From 1970 Onwards: Other Forms of Abstract Art

Fuori tiro
Fuori tiro

During the 1970s, and especially towards the end of the decade, the highest and most innovative period of abstract painting can be said to have culminated throughout the world – at least as a unique or privileged domain for the most advanced artistic research. Its dominion – constantly challenged not only by a broad segment of the public and critics (and not just the most reactionary of them; see for all Roberto Longhi’s position in Italy), but also by parallel artistic experiments in figuration – ultimately remained undisputed. This is especially true when one considers overall developments in the visual arts from the start of the century up to the remarkable, almost simultaneous advent of conceptualism and pop art, and later of post-minimalist sculpture, which spread in various forms throughout Europe and America. With it, the traditional laws of sculpture also definitively entered into crisis as did the rigid separation that a century-old aesthetic speculation had traced between sculpture and painting.
As aesthetic theory evolved, however, the number and quality of the cases of permanence of the oldest languages remain striking. Some of the most important examples, as regards Italian art, are documented in the collections of the Bank of Italy. We owe their existence to members of previous generations who innovated without abandoning the old techniques; to artists that flourished in artistic grounds that were closer to the various declinations of conceptual art in Italy, and with it Arte Povera (which in reality was one of the formulations of international post-minimalism); and finally, to younger artists who in this period (the last thirty years of the century) were bent on recovering the canons of an abstract tradition of modern art.

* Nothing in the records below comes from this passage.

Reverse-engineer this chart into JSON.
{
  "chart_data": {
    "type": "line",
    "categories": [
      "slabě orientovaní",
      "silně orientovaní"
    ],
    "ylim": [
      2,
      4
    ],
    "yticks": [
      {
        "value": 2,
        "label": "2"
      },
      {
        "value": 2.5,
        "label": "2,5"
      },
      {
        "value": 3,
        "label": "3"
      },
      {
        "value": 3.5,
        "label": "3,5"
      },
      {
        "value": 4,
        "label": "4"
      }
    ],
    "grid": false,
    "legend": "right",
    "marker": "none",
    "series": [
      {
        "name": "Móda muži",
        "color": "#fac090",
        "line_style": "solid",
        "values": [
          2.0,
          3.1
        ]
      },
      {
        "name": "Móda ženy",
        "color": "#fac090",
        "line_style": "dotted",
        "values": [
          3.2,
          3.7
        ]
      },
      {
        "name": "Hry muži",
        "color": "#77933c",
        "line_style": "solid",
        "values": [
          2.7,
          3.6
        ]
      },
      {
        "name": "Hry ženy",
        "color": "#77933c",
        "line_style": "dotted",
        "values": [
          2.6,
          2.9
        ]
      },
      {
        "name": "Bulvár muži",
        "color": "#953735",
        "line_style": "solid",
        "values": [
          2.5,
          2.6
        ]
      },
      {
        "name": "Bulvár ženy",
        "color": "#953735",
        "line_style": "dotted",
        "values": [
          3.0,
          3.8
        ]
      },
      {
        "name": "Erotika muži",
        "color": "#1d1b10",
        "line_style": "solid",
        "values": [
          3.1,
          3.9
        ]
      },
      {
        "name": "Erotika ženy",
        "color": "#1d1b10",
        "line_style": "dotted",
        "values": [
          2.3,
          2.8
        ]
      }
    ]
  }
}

Foremost among these were the experiments by Corpora, who in later years embraced a more intensively lyrical style; by Afro, inclined to a geometrical form of abstraction; by Scialoja, intent on recouping the free gestural expressiveness of 1956 and 1957 that he had abandoned in favour of the space-time “quantities” of the “Impronte”; by Perilli, Dorazio and Carla Accardi. All were members of Forma Nuova, all were intent on formulating an image still based on the standard identified by each in their early maturity: respectively, wild and Dadaist geometry, light and its transparency, and the sign submerged in the mantle of colour.
Of note in the second group are the works of Paolini, Calzolari and Gastini. Among the youngest of them, mentioned here only by way of example, we recall the rigorously geometrical paintings of Marco Tirelli and the transfigured, denuded “landscapes” of Silvio Lacasella.